Minggu, 27 Desember 2009

PERSEPSI KONSUMEN

Pengertian :

Proses di mana individu memilih, mengorganisasikan dan mengintrepretasikan stimuli tertentu menjadi sesuatu yang bermakna (Schiffman & Kanuk, 2004).

Ambang Batas

Ambang Batas Absolut : batas minimal kekuatan stimulus yang dapat didetekti oleh indera manusia.

Ambang Batas Diferensial : kemampuan minimal sistem indrawi individu untuk membedakan intensitas antara dua stimuli yang sejenis.

PROSES PERSEPSI















Seleksi

Ada dua sumber stimulus, yaitu dari dalam individu (mis. kebutuhan, harapan) dan dari luar individu (mis. aroma masakan, suara iklan, dsb.). Tidak semua stimulus yang diterima oleh resestor (indra) akan diorganisir oleh individu, melainkan akan diseleksi. Ada dua faktor yang mempengaruhi proses seleksi stimulus tersebut:

Faktor Stimulus (Eksternal)

a. Kekontrasan (ada perbedaan yang menyolok)

b. Kebaruan (sesuatu produk / jasa atau tampilan yang baru)

c. Intensitas (kuatnya intensitas stimulus & ukuran)

d. Gerakan (yang bergerak akan lebih diperhatikan)

e. Pengulangan (sesuatu yang diulang-ulang akan dikesan penting & mudah diingat)
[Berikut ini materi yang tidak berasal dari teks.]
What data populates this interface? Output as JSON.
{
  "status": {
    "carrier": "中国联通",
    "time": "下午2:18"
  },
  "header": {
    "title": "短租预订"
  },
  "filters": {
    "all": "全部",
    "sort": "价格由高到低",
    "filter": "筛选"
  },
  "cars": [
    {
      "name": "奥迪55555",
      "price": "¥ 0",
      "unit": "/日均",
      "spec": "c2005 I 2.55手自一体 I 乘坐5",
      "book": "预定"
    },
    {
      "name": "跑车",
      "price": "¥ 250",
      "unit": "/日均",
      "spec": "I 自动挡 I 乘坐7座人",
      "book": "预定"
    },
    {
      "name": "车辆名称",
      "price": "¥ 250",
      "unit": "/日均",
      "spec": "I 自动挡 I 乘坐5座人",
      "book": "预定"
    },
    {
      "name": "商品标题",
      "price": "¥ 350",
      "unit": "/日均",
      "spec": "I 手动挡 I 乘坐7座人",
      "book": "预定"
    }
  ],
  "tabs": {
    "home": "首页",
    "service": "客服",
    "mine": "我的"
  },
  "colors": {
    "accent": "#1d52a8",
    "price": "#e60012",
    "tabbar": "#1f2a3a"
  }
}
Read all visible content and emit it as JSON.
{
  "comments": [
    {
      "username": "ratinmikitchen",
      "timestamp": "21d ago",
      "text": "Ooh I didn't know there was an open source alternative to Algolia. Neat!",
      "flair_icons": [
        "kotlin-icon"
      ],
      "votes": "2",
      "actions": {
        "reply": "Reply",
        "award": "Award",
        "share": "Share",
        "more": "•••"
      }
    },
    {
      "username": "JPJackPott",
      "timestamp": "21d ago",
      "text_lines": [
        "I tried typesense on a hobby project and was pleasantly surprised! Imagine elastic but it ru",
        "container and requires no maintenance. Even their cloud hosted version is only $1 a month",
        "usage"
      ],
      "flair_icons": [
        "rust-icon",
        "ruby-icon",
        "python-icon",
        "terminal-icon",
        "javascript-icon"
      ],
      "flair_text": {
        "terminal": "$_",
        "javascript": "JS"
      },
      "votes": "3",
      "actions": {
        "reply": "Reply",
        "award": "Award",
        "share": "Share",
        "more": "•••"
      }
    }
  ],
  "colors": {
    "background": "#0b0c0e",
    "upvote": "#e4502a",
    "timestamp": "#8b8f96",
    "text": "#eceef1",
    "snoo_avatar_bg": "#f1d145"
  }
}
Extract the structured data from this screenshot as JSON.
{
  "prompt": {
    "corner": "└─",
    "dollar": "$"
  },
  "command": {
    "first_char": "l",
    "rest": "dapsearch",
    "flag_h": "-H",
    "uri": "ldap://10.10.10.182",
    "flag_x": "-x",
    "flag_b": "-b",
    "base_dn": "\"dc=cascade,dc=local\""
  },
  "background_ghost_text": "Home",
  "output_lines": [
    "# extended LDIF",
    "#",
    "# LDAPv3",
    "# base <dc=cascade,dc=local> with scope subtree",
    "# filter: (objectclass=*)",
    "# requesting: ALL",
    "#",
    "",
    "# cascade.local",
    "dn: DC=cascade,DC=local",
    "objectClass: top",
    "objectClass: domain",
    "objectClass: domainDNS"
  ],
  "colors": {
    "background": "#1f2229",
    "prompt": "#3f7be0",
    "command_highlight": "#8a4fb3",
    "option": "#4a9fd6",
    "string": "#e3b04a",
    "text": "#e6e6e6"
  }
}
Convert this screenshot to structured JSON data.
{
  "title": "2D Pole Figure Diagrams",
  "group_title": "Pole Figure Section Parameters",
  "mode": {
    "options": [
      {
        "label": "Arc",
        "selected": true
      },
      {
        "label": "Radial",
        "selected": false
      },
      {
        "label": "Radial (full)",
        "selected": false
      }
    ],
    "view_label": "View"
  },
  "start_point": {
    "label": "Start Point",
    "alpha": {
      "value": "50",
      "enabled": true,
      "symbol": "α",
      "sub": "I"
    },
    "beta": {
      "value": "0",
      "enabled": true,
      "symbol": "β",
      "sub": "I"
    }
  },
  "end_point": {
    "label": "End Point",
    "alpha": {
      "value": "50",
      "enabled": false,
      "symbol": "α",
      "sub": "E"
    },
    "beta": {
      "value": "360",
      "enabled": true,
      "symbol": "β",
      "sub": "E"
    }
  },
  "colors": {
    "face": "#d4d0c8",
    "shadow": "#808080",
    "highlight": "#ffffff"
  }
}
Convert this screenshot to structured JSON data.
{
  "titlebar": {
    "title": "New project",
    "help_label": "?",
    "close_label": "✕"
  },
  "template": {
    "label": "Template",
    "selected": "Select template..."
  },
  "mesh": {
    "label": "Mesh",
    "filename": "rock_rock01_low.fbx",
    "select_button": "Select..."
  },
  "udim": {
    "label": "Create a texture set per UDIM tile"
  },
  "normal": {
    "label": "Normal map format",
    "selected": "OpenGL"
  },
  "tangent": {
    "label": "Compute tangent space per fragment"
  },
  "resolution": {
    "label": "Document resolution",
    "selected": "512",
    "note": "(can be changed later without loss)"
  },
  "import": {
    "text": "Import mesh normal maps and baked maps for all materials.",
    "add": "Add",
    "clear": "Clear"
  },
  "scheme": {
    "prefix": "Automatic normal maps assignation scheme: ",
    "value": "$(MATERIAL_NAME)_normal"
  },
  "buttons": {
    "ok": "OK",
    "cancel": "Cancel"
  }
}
2. Faktor Individu (Internal)

a. Selective Exposure

Individu akan mengekspose berbagai informasi yang sudah ada dalam memorinya untuk menyeleksi berbagai stimulus yang masuk, dan akan mempengaruhi pilihannya.

b. Selective Attention

Perhatian dapat secara sengaja (direncanakan) maupun tidak disengaja (tidak direncanakan). Namun yang jelas itu akan dipengaruhi oleh kebutuhan, keyakinan dan nilai-nilai yang ada pada diri konsumen pada saat itu.

c. Perceptual Defence

Konsumen akan melindungi persepsinya dari berbagai penawaran yang tidak sesuai dengan kebutuhan, keyakinan dan nilai-nilai yang dianutnya. Konsumen tersebut akan sengaja membuat persepsi yang berlawanan atau bahkan menghindar ketika mendapat stimulus yang bertentangan dengan dirinya.

d. Percetual Blocking

Banyaknya stimulus yang diberikan, dalam kondisi yang overload, akan membuat individu akan memblock / menahan berdasarkan kesadarannya.

Pengorganisasian

Setelah menyeleksi stimulus yang akan diperhatikan, konsumen akan mengorganisir atau mengelola stimulus tersebut berdasarkan prinsip :

a. Figure & Ground

Memisahkan atara figure atau yang lebih menonjol dengan ground atau yang melatarbelakangi. Jadi promosi yang semakin “menonjol”, dapat dibedakan dengan ground-nya dan sesuai dengan value konsumen akan diorganisir sebagai Figure.

b. Grouping

Konsumen cenderung mengelompokan objek berdasarkan prinsip kedekatan (yang lokasinya dekat diasosiasikan sbg satu kelompok / klasifikasi), prinsip kesamaan (yang gerakannya/ bentuknya / warnanya sama diasosiasikan sbg satu kelompok), prinsip kesinambungan (pola-pola yang sama, walaupun ditutup oleh pola lain, tetap diamati sebagai kesatuan)

c. Closure

Konsumen cenderung mengisi / melengkapi suatu stimulus yang sedikit kurang lengkap, misalnya melengkapi lagi atau nada yang sudah dikenal sebelumnya.

Interpretasi

Setelah mengorganisir / mengelola stimulus, maka konsumen akan menginterpretasikan, yaitu menghungkan antara stimulis yang telah diorganisir dengan pengalaman dan kondisi psikologis (kebutuhan, harapan, kepentingan) konsumen pada saat itu. Stimulus yang tidak jelas atau ambigu, seringkali menyulitkan konsumen dalam menginterpretasikan, bahkan bisa menimbulkan kesalahan dalam memberi makna.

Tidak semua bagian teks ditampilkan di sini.